The Josephson-Weissleder team conducted experiments on mice with pancreatic tumors. By injecting nanoparticles with the bombesin peptide (ligand) attached to the surface into the mice tail veins, the relative signal coming from normal pancreas tissue was lowered. The tumors without the bound nanoparticles, on the other hand, showed up as relatively bright objects in subsequent magnetic resonance images.
The German scientist Paul Ehrlich, who coined the term chemotherapy at the beginning of the twentieth century, spent the third phase of his research career working on an idea from his thesis written when he was a young man. In that early work, he asserted that a drug’s chemical composition should be studied in relation to the affinity for the cells against which it is directed. Ehrlich spent his later years searching for compounds that could go straight to the organisms at which they were aimed. He called these elusive compounds “magic bullets.” It was not until he tested the 607th in a series that he found an arsenic-based bullet that proved effective in the treatment of human syphilis.

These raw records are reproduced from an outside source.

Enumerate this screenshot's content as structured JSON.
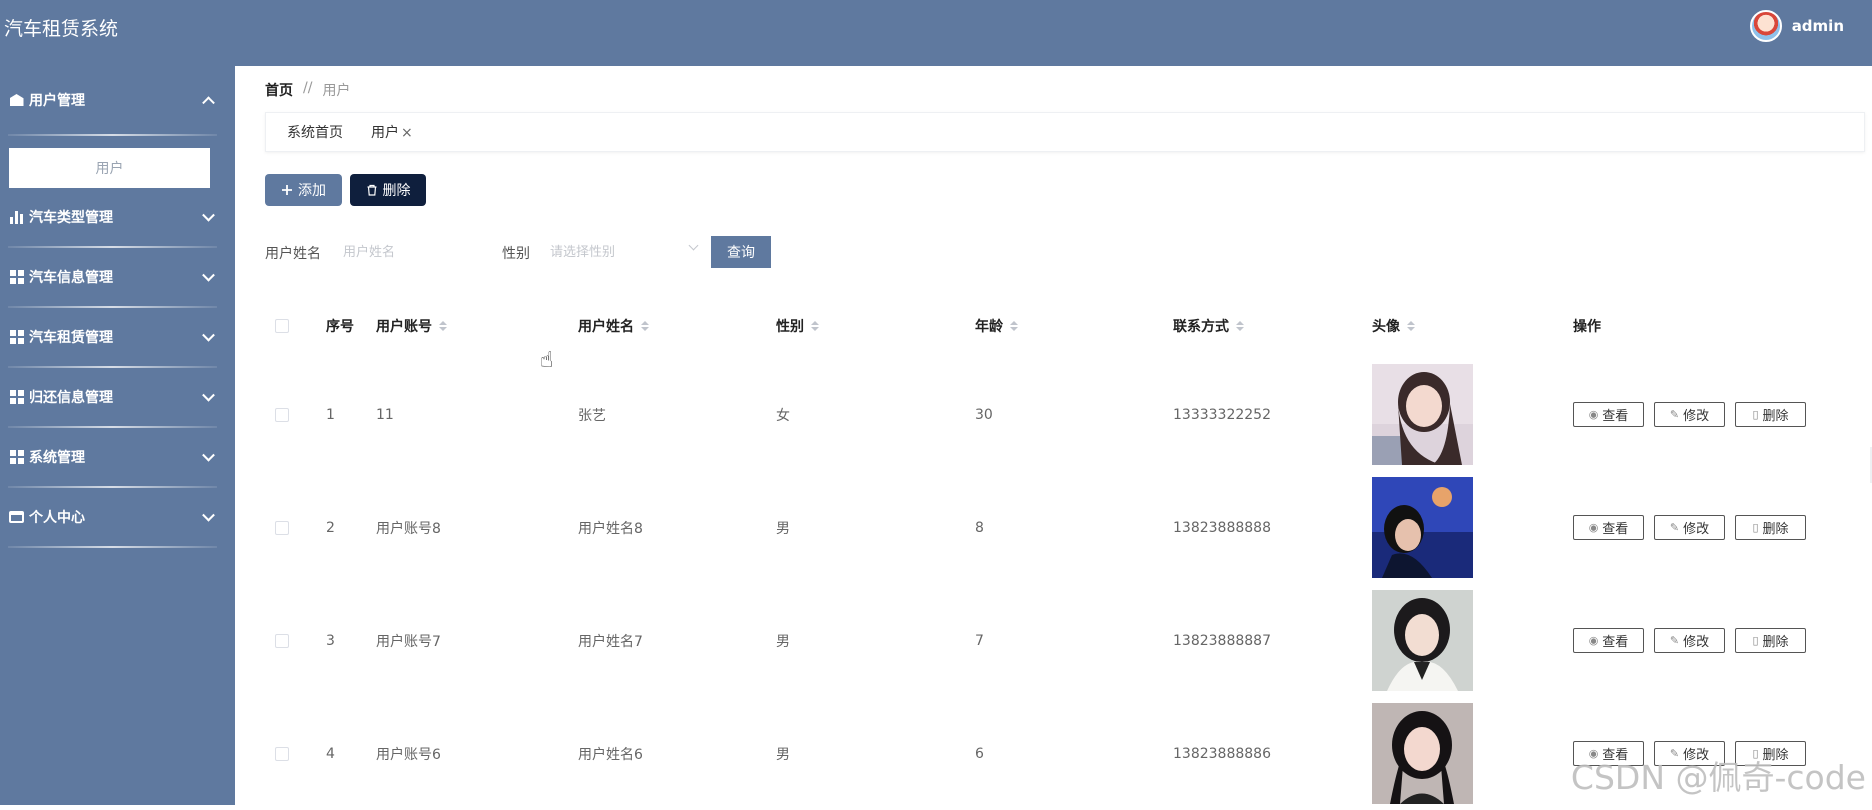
{
  "app": {
    "title": "汽车租赁系统",
    "user": "admin"
  },
  "sidebar": {
    "groups": [
      {
        "label": "用户管理",
        "icon": "home-icon",
        "expanded": true,
        "children": [
          "用户"
        ]
      },
      {
        "label": "汽车类型管理",
        "icon": "bar-chart-icon",
        "expanded": false
      },
      {
        "label": "汽车信息管理",
        "icon": "grid-icon",
        "expanded": false
      },
      {
        "label": "汽车租赁管理",
        "icon": "grid-icon",
        "expanded": false
      },
      {
        "label": "归还信息管理",
        "icon": "grid-icon",
        "expanded": false
      },
      {
        "label": "系统管理",
        "icon": "grid-icon",
        "expanded": false
      },
      {
        "label": "个人中心",
        "icon": "card-icon",
        "expanded": false
      }
    ]
  },
  "breadcrumb": {
    "home": "首页",
    "sep": "//",
    "current": "用户"
  },
  "tabs": [
    {
      "label": "系统首页"
    },
    {
      "label": "用户",
      "close": "×"
    }
  ],
  "toolbar": {
    "add_label": "添加",
    "delete_label": "删除",
    "add_icon": "plus-icon",
    "delete_icon": "trash-icon"
  },
  "filters": {
    "name_label": "用户姓名",
    "name_placeholder": "用户姓名",
    "gender_label": "性别",
    "gender_placeholder": "请选择性别",
    "query_label": "查询"
  },
  "table": {
    "headers": {
      "index": "序号",
      "account": "用户账号",
      "name": "用户姓名",
      "gender": "性别",
      "age": "年龄",
      "phone": "联系方式",
      "avatar": "头像",
      "ops": "操作"
    },
    "rows": [
      {
        "index": "1",
        "account": "11",
        "name": "张艺",
        "gender": "女",
        "age": "30",
        "phone": "13333322252"
      },
      {
        "index": "2",
        "account": "用户账号8",
        "name": "用户姓名8",
        "gender": "男",
        "age": "8",
        "phone": "13823888888"
      },
      {
        "index": "3",
        "account": "用户账号7",
        "name": "用户姓名7",
        "gender": "男",
        "age": "7",
        "phone": "13823888887"
      },
      {
        "index": "4",
        "account": "用户账号6",
        "name": "用户姓名6",
        "gender": "男",
        "age": "6",
        "phone": "13823888886"
      }
    ],
    "ops": {
      "view": "查看",
      "edit": "修改",
      "delete": "删除"
    }
  },
  "watermark": "CSDN @佩奇-code",
  "colors": {
    "primary": "#5f799f",
    "danger_dark": "#0f1f3d"
  }
}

Although the past 30 years of innovation in nanotechnology has removed much of the “magic” to yield 21st century “smart bombs” capable of carrying a whole host of new anticancer drugs directly to tumors, we are still searching for the ideal delivery nanosystem. But unlike Erhlich, today’s researchers are armed with combinatorial, computational, and high-throughput screening methods to speed up the discovery process. More importantly, new developments in nanotechnology are continuing to fuel active and fruitful collaborations involving physical scientists, engineers, and cancer researchers, all of whom are passionate about adopting and designing nanosystems that can aid in the detection, treatment, and monitoring of cancer.